SOP on Validation Master Plan
SOP on Validation Master Plan
1.0 Purpose: This SOP describes the basic needs of the Validation program.
2.0 Scope: This SOP applies to Quality Assurance Staff.
3.0 Responsibility: Quality Assurance Manager to ensure that the procedure is followed.
4.0 Materials and Equipment: As required.
5.0 Procedure: Validation is defined as a documented program that provides a high degree of assurance that a planned process/procedure will consistently perform according to the intended specified outcomes. Validation studies are performed for analytical tests, equipment, facility systems, and processes. The master validation plan pertains to the whole facility that describes which equipment, systems, methods and processes will be validated and when they will be validated. The document provides the format required for each particular validation document, and indicates what information is to be contained within each document. The master validation plan also indicates why and when revalidations will be performed, either after changes or relocation of equipment or systems; changes to process or equipment used for processing; or for changes in assay methods or in equipment used in tests.
The master validation plan also indicates how to deal with any deviation and the time interval permitted between each validation.
Equipment & Systems Validation: A sequence of steps is involved in the validation of a equipment or system. Traditionally these steps are identified as design qualification (DQ), installation qualification (IQ), operational qualification (OQ), and performance qualification (PQ).
1. Design qualification (DQ): Design qualification is necessary when planning and choosing a new equipment or systems to ensure that components selected will have adequate capacity to function for the intended purpose, and will adequately serve the operations or functions of another piece of equipment or operation.
2. Installation qualification (IQ): Installation qualification ascertains that all of the unit components are installed as per specifications and according to the design drawings. It provides a construction verification in that the established specifications have been complied with. This also involves instrument connections. The IQ ensures the suitability of the completed system.
3. Operational qualification: operational qualification verifies the capability of the equipment to perform satisfactorily within operational limits. The goal of the OQ is to evaluate the limits of control within which the validated system is expected to perform and obtain information to evaluate changes to operation.
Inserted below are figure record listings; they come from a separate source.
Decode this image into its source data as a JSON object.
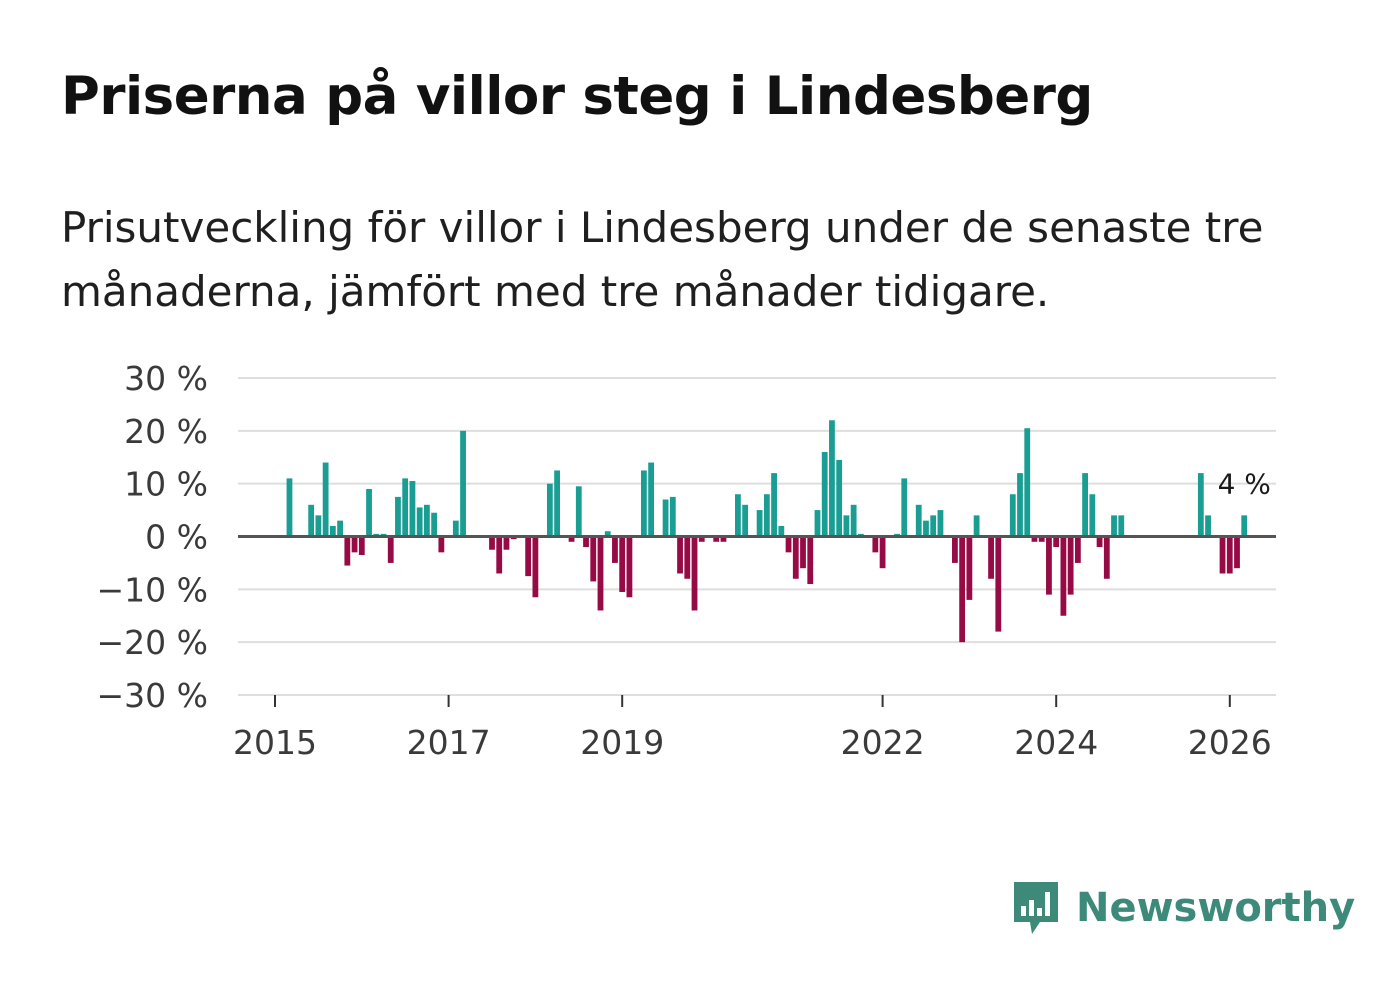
{
  "title": "Priserna på villor steg i Lindesberg",
  "subtitle": "Prisutveckling för villor i Lindesberg under de senaste tre månaderna, jämfört med tre månader tidigare.",
  "brand": {
    "name": "Newsworthy",
    "logo_icon": "chart-speech-bubble-icon"
  },
  "colors": {
    "positive": "#1a9e93",
    "negative": "#960a45",
    "grid": "#dedede",
    "zero": "#555555",
    "brand": "#3e8a7a"
  },
  "chart_data": {
    "type": "bar",
    "title": "Priserna på villor steg i Lindesberg",
    "xlabel": "",
    "ylabel": "",
    "ylim": [
      -30,
      30
    ],
    "yticks": [
      30,
      20,
      10,
      0,
      -10,
      -20,
      -30
    ],
    "ytick_labels": [
      "30 %",
      "20 %",
      "10 %",
      "0 %",
      "−10 %",
      "−20 %",
      "−30 %"
    ],
    "xticks": [
      2015,
      2017,
      2019,
      2022,
      2024,
      2026
    ],
    "xtick_labels": [
      "2015",
      "2017",
      "2019",
      "2022",
      "2024",
      "2026"
    ],
    "x_start": 2015.0,
    "month_step": 0.08333,
    "last_value_label": "4 %",
    "values": [
      null,
      null,
      11,
      null,
      null,
      6,
      4,
      14,
      2,
      3,
      -5.5,
      -3,
      -3.5,
      9,
      0.5,
      0.5,
      -5,
      7.5,
      11,
      10.5,
      5.5,
      6,
      4.5,
      -3,
      null,
      3,
      20,
      null,
      null,
      null,
      -2.5,
      -7,
      -2.5,
      -0.5,
      null,
      -7.5,
      -11.5,
      null,
      10,
      12.5,
      null,
      -1,
      9.5,
      -2,
      -8.5,
      -14,
      1,
      -5,
      -10.5,
      -11.5,
      null,
      12.5,
      14,
      null,
      7,
      7.5,
      -7,
      -8,
      -14,
      -1,
      null,
      -1,
      -1,
      null,
      8,
      6,
      null,
      5,
      8,
      12,
      2,
      -3,
      -8,
      -6,
      -9,
      5,
      16,
      22,
      14.5,
      4,
      6,
      0.5,
      null,
      -3,
      -6,
      null,
      0.5,
      11,
      null,
      6,
      3,
      4,
      5,
      null,
      -5,
      -20,
      -12,
      4,
      null,
      -8,
      -18,
      null,
      8,
      12,
      20.5,
      -1,
      -1,
      -11,
      -2,
      -15,
      -11,
      -5,
      12,
      8,
      -2,
      -8,
      4,
      4,
      null,
      null,
      null,
      null,
      null,
      null,
      null,
      null,
      null,
      null,
      12,
      4,
      null,
      -7,
      -7,
      -6,
      4
    ]
  }
}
Alarm conditions for utilities such as low steam pressure or instrument air; differential pressure limits; high or low, are a few examples of events that should be confirmed as functioning correctly.
4. Performance qualification: the purpose of the PQ is to provide rigorous testing to demonstrate the effectiveness and reproducibility of the total integrated process. This results in a documentation of the systems consistent performance as designed and operated. All the acceptance criteria are to be met under the worst-case process conditions. Failures should be identified and corrected and tests should be rerun to confirm the elimination of their causes.
After the intensive monitoring phase has been successfully completed, the system should undergo a long term evaluation, for perhaps a year or more. It is considered qualified or validated, based upon the data from the first monitoring phase, but due to time dependent effects, including the variables, long term evaluation is appropriate before a system is considered validated.
Process validation: A process is a series of interrelated functions and activities using a variety of specified actions and equipment which is designed to produce a defined result. To validate the reproducibility and consistency of a process, the full defined process is carried out using validated equipment.
Types of process Validation: Depending on when it is performed in relation to production, validation can be prospective, concurrent and retrospective.
1. Prospective Validation: It is normally applied to all processes and it must be performed before the firm introduces an entirely new product or when there is a change in the manufacturing process that may affect the product’s characteristics.
2. Retrospective Validation: It is normally applied to the systems or processes which are functioning well and consistently producing good products, already in distribution but such systems or processes have not previously been validated. Such type validation may be achieved by the review of historical manufacturing and testing data.
3. Concurrent Validation: May be appropriate for drug products that are produced frequently, only a limited number of batches have been produced, or when batches are produced by a validated process that has been modified. Concurrent validation may also be appropriated where the processes have been satisfactory and may have been retrospectively validated, but without documentation.
Revalidation: Revalidation is needed to ensure that changes in the process and or in the process environment, whether intentional or intentional, do not adversely affect process characteristics and product quality.
Analytical Methods: The principal purpose of analytical validation is to ensure that a selected analytical procedure will give reproducible and reliable results that are adequate for the intended purpose. It is thus necessary to define properly both the conditions in which the procedure is to be used and the purpose for which it is intended. Validation of analytical assays is the process of establishing one or more of; accuracy, precision, linearity, range, limit of detection, limits of quantitation, specificity and ruggedness as appropriate to the type of assay.